Savaş Haberi ve Tayy-ı Mekan

Hz. Peygamber (asm), komutanları şehit olunduğu gün üzgün görünüyordu. Sordular:

“Ya Resulallah! Sendeki hüznü gördüğümüzden beri, çektiğimiz ıstırabın derecesini ancak Allah bilir.”

Gerçekten üzülmüşlerdi. Resulullah niçin üzgündü? İki Cihan Serveri açıkladı:

“Bende gördüğünüz, ashabımın şehit düşmelerindendi.”[8]

Üzüntü sebebi anlaşılmıştı. Ona savaş haberi verilmişti, o Mute’ye gidenlerden şehit olanları görmüştü. Derken, minbere çıkıp oturdu. Halkın toplanmasını emretti. Kuzeye, Şam ve Mute tarafına bakıp şöyle haber verdi:

“Onlar (şimdi) gittiler, düşmanla karşılaştılar. Zeyd b. Harise sancağı eline aldı. Şeytan ona geldi, kendisine hayatı, yaşamayı sevdirdi, ölmeyi kötü gösterdi, dünyayı beğendirdi. Bunun üzerine o, ‘şimdi, mümin olanların kalbinde imanın kuvvetleneceği vakittir.’ dedi, ilerledi ve nihayet şehit oldu.”

Rasulullah (a.s.m.) oradan gördüklerini naklettikten sonra, cenaze namazı kıldırdı ve müminlere emretti:

“Onun için Allah’tan mağfiret dileyiniz!”

Mescittekiler onun için Allah’tan af dilediler. Zeyd’in “şehit olduğu” Allah Resulü tarafından ihbar edilmişti. Arkasından Resul-i Ekrem şunları söyledi:

“O cennete girdi. Şimdi orada koşturup duruyor.”

Mute meydanı… Şehitlerin hayat mertebesine dirilen Zeyd. Resulullah’ın ihbarı o ile mutlu sona ulaşmış saidlerden olmuştu. Resulullah bunları söylerken, ağlıyor ve Mute’ye doğru bakıyordu. Şam’la arasındaki engeller kaldırılmıştı.[9] Medine ve Mute arası 1.000 km’den fazlaydı. Bir mucize olarak Allah savaş yerini ona gösteriyor, o haber verirken savaş alanına bakıyor[10] ve gördüklerini anlatıyordu. Evet, Allah kimi insanlar için “tayy-ı zaman, tayy-ı mekân ve bast-ı zaman”ı tahakkuk ettirebilir.

Tay; bükmek, sarmak, dürmek, geçmek ve kaldırmak demektir.

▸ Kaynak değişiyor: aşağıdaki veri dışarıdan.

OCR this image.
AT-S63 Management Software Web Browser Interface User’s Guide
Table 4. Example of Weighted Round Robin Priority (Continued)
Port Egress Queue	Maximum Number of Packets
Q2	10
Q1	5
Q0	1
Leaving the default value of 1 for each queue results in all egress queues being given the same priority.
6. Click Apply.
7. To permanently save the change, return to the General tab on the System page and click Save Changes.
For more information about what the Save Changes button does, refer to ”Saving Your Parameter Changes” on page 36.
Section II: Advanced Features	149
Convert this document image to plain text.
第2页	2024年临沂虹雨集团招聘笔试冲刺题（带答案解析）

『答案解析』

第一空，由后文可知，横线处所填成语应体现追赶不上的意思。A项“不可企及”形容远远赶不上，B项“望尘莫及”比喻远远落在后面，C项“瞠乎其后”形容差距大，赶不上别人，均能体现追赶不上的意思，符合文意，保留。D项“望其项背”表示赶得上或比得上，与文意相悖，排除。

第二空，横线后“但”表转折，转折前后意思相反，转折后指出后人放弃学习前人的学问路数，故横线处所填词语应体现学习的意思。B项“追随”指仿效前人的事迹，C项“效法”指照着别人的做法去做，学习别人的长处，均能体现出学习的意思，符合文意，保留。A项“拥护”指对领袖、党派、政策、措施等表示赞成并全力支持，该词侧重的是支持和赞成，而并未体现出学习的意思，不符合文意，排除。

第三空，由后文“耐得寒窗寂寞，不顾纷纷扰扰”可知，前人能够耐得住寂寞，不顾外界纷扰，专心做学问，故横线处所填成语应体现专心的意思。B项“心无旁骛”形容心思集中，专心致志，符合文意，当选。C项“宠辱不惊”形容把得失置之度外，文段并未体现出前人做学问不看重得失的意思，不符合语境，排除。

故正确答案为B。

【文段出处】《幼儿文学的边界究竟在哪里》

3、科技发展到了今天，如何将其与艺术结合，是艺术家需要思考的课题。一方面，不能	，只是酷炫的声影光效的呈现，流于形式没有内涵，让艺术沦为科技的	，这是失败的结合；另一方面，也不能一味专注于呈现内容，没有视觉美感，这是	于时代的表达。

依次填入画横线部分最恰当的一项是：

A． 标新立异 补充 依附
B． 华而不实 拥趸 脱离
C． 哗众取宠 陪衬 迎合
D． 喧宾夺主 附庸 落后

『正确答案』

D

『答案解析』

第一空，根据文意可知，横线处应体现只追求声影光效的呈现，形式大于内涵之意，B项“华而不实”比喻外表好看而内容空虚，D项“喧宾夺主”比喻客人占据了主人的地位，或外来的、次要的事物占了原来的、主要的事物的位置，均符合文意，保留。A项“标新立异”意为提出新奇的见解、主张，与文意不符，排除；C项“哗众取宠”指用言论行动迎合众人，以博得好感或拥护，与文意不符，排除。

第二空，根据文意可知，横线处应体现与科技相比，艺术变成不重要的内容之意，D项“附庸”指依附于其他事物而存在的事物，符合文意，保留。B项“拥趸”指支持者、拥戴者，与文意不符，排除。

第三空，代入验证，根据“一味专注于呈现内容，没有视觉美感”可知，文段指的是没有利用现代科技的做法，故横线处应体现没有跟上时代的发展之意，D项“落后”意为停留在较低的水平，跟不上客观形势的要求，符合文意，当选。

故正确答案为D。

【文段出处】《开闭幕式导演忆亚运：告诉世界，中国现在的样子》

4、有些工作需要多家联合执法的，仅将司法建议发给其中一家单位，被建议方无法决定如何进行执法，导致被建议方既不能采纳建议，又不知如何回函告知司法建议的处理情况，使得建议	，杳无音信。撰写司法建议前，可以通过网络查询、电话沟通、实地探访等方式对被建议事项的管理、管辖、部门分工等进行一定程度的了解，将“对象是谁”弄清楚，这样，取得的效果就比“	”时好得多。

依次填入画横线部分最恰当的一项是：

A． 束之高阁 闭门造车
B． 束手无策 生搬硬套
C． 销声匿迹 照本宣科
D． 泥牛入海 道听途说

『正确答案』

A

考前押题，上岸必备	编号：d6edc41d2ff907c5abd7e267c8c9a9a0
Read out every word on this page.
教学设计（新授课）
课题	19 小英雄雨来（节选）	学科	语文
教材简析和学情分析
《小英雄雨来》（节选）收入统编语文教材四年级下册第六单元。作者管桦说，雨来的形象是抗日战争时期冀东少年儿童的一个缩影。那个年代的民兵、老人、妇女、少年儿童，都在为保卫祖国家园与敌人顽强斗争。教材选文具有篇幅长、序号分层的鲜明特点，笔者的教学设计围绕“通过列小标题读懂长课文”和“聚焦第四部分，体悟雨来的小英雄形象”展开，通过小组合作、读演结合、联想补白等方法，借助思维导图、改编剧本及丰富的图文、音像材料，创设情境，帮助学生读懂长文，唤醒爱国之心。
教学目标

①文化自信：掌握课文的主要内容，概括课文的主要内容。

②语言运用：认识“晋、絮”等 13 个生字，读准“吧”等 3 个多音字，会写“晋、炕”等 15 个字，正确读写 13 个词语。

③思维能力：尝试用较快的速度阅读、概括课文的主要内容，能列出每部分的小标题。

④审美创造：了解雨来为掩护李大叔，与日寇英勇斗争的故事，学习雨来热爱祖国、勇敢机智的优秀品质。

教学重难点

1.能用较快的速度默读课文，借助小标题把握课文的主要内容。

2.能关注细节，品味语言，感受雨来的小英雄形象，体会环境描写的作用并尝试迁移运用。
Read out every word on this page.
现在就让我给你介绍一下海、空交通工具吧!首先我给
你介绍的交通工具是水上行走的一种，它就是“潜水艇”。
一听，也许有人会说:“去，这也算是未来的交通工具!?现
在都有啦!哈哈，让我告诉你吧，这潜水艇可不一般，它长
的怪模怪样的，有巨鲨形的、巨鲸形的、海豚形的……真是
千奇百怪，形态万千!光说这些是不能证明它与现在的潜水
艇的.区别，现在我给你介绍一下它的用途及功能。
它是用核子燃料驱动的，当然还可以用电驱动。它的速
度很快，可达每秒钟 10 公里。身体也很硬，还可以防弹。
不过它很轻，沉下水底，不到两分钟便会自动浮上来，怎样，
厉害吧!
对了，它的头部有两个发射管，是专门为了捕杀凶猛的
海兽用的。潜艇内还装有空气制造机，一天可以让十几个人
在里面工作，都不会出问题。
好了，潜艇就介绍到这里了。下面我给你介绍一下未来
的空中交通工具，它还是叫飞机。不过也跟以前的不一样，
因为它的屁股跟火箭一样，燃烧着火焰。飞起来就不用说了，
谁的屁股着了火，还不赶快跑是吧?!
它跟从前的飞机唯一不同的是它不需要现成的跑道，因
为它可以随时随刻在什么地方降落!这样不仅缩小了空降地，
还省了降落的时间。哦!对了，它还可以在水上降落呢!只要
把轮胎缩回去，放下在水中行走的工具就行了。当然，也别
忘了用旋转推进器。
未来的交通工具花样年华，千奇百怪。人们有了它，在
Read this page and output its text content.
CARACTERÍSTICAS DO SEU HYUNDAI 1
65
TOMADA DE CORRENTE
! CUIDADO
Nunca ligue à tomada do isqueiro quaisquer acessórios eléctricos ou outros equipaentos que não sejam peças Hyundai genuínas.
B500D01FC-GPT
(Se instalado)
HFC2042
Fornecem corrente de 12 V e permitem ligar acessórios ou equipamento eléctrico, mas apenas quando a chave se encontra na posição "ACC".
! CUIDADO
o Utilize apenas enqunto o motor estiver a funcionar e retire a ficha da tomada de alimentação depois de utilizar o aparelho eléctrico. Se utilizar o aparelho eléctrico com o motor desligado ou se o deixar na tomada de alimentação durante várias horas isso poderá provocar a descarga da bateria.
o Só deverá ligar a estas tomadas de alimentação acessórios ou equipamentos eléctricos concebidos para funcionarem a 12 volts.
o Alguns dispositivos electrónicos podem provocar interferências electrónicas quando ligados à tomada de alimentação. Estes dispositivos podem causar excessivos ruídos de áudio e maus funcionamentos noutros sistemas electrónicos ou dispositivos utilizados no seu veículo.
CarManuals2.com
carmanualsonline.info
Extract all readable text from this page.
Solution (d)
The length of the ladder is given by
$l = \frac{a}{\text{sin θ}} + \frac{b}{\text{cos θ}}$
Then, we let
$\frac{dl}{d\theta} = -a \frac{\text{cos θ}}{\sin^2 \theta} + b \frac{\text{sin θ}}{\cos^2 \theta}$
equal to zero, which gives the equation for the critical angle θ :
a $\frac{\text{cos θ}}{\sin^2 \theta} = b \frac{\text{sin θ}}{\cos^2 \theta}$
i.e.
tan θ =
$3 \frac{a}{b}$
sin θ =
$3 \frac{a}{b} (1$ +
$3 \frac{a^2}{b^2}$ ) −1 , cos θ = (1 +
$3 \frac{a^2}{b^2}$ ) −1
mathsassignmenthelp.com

Tayy-ı zaman; zamanı ortadan kaldırmak, dürmek ve kısaltmaktır. Bazen uzun zaman, Allah’ın kudreti ile dürülüp kısaltılır ve kısa zaman olarak yaşanabilir. Nitekim Ashâb-ı Kehf, 309 senelik uzun zamanı yarım gün veya bir gün gibi yaşamış oldular ve böyle değerlendirdiler.

Tayy-ı mekân ise, mekânların dürülmesi, sarılması, kısaltılması ve geçilmesidir. Bir şahıs, bir anda muhtelif yerlerde görünür, mekânın kısaltılması ve dürülmesi ile az zamanda uzak yerlere gider. Burada yaşayıp görüp duyduğu gibi, orada da yaşar, görür ve duyar. Tayyetmek, uzun zaman ve mesafeyi bir anda geçmek demektir.[11]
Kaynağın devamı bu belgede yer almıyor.